Bir diğer çözümün ise Milli Kütüphane tarafından kitapların görme engellilere ulaştırılması için daha aktif adımların atılması olduğuna dikkat çeken Taşgın, “Görme engelliler için çalışan diğer kütüphanelerin de daha fazla desteklenmesi, daha profesyonelce çalışmaların sağlanması gerekmektedir” dedi.
“YÖK ÜNİVERSİTELERE YİNE YAZI GÖNDERMELİDİR”

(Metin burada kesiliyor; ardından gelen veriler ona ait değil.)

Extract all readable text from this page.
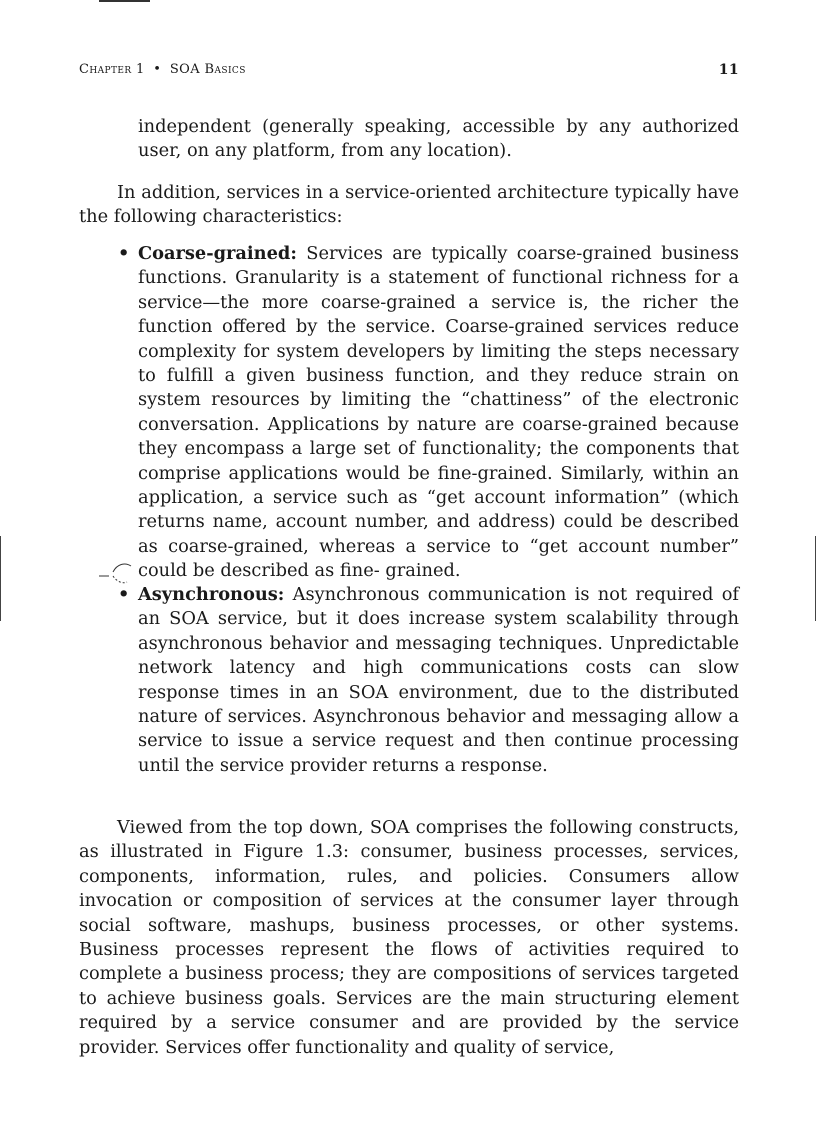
Chapter 1 • SOA Basics	11

independent (generally speaking, accessible by any authorized user, on any platform, from any location).

In addition, services in a service-oriented architecture typically have the following characteristics:

• Coarse-grained: Services are typically coarse-grained business functions. Granularity is a statement of functional richness for a service—the more coarse-grained a service is, the richer the function offered by the service. Coarse-grained services reduce complexity for system developers by limiting the steps necessary to fulfill a given business function, and they reduce strain on system resources by limiting the “chattiness” of the electronic conversation. Applications by nature are coarse-grained because they encompass a large set of functionality; the components that comprise applications would be fine-grained. Similarly, within an application, a service such as “get account information” (which returns name, account number, and address) could be described as coarse-grained, whereas a service to “get account number” could be described as fine- grained.

• Asynchronous: Asynchronous communication is not required of an SOA service, but it does increase system scalability through asynchronous behavior and messaging techniques. Unpredictable network latency and high communications costs can slow response times in an SOA environment, due to the distributed nature of services. Asynchronous behavior and messaging allow a service to issue a service request and then continue processing until the service provider returns a response.

Viewed from the top down, SOA comprises the following constructs, as illustrated in Figure 1.3: consumer, business processes, services, components, information, rules, and policies. Consumers allow invocation or composition of services at the consumer layer through social software, mashups, business processes, or other systems. Business processes represent the flows of activities required to complete a business process; they are compositions of services targeted to achieve business goals. Services are the main structuring element required by a service consumer and are provided by the service provider. Services offer functionality and quality of service,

Üniversitelerde de görme engelli öğrencilerin özellikle pandemi döneminde problemler yaşadıklarını ifade eden Taşgın, “Üniversitelerin tercih ettiği uzaktan eğitim programı teknik olarak ekran okuyucu programlara uygunluk bakımından iyiyse daha az problemle karşılaşılabiliyor. Fakat eğer burada da bir problem varsa görme engelliler eğitime ulaşmakta zorlanıyorlar” dedi.
Yüksek Öğretim Kurumu’nun pandemi dönemine ilişkin üniversitelere yazı gönderdiğini ifade eden Taşgın şunları söyleyerek sözlerini sonlandırdı: “YÖK üniversitelere gönderdiği yazıda görme engelliler için alınabilecek tedbirleri belirtmişti. Bu yazı pandemiden 45 gün sonra yayınlandı ve biraz geç yayınlandı. Biz bu yazının yeniden yayınlanması gerektiğini, üniversitelere bu durumun yeniden hatırlatılması gerektiğini düşünüyoruz. YÖK de bu konuda biraz daha somut adımlar atmalıdır.”